Destituiti, «ma a testa alta»

È definitivo il licenziamento con effetto immediato - pronunciato nel dicembre scorso dal Consiglio della magistratura - degli ormai ex giudici del Tribunale penale cantonale Siro Quadri e Francesca Verda Chiocchetti, accusati di «avere gravemente violato i loro doveri di magistrato denunciando per il reato di pornografia il presidente del Tribunale penale cantonale» Mauro Ermani, nel frattempo dimessosi dalla carica. La denuncia, legata alla famosa foto dei due falli giganti inviata da Ermani a una collaboratrice, si inseriva nel cosiddetto «caso al TPC» che ora si avvia verso la conclusione. Presto dovrebbe poter essere aperto il bando di concorso per la nomina di due nuovi giudici ordinari in sostituzione di Quadri e Verda Chiocchetti.
I due ex giudici reagiscono alla sentenza del Tribunale federale ribadendo di essere convinti di aver fatto ciò che andava fatto. «Non penso che abbiamo avuto coraggio, abbiamo fatto quello che qualsiasi giudice, ma anche qualsiasi cittadino, doveva fare. Se si vede un abuso, lo si segnala. È una tutela della società tutta. Purtroppo, ho la sensazione che noi siamo intervenuti in un sistema dove i tempi non sono ancora maturi. Ci sono cose che sono state tollerate per anni, ora si sa che non devono esserlo ma gli adattamenti sono lenti», afferma Verda Chiocchetti, che come Quadri tornerà a fare l’avvocato. «La vita non finisce mica con una sentenza del Tribunale federale o con la perdita di un lavoro - aggiunge -. Paga molto più di qualsiasi stipendio la certezza di avere la propria barra, di avere fatto la cosa giusta. È quello che ho sempre spiegato ai miei figli, che oggi sono fieri della propria mamma.
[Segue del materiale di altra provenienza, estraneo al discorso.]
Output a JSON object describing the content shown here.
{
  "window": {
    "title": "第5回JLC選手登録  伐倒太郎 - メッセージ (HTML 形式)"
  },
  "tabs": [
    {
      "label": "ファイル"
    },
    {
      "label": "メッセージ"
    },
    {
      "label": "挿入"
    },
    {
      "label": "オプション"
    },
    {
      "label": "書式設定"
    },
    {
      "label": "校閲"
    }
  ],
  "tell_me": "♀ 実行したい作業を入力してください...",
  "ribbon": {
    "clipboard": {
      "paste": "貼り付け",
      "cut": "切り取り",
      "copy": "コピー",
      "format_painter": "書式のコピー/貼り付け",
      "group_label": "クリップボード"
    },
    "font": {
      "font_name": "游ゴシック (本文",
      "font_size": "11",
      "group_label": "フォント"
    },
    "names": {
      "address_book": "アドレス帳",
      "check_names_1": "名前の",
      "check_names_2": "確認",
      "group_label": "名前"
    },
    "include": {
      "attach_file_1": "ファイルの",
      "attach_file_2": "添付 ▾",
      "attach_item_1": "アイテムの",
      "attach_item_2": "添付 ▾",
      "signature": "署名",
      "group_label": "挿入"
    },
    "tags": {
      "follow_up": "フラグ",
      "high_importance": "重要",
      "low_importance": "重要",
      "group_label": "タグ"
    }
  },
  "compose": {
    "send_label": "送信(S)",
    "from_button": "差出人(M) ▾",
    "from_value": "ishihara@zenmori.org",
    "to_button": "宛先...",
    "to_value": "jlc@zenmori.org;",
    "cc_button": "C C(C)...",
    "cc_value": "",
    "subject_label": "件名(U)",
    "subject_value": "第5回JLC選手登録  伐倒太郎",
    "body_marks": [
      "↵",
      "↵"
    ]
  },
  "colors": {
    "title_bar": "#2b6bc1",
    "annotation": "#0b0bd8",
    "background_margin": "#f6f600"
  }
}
Questo per me è impagabile».
Signor Quadri, è deluso dalla sentenza del Tribunale federale?
«Non esprimo delusione, conosco il mondo, so che le cose funzionano così. Quando qualcuno riuscirà a convincermi che abbiamo sbagliato a difendere i diritti di chi se li è trovati calpestati, allora a quel momento potrei cambiare idea. Ma finora nessuno ci è riuscito».
Col senno di poi rifarebbe la denuncia?
«Quello che mi sento di dire è che secondo me un giudice non può stare a guardare in silenzio di fronte a situazioni che in un rapporto di lavoro si avvicinano al concetto di molestia».
Però il messaggio che emerge da questa vicenda è che sarebbe stato meglio non denunciare nulla.
«Certo, capisco che qualcuno possa essere allibito che una situazione dove sicuramente c’era qualcosa di sbagliato, di molto sbagliato, si concluda con la destituzione di chi l’ha denunciata, non con pubblicazioni sui social o con atteggiamenti denigratori, bensì con una segnalazione alle autorità competenti».
Lo rifarebbe?
«Dire che rifarei la stessa cosa è difficile. Sicuramente non è cambiato il mio spirito di tutela del senso di giustizia, del ruolo del dipendente, del ruolo della donna, del ruolo che ogni persona nel mondo merita di avere. Io continuerò a vivere - e la mia collega pure - con lo stesso spirito di difesa e di protezione delle persone più deboli».
Cosa farà ora nella vita?
«Con le nostre teste, con la nostra volontà, con la nostra capacità, con il nostro coraggio continueremo a offrire a chi lo desidera una sana tutela contro le ingiustizie».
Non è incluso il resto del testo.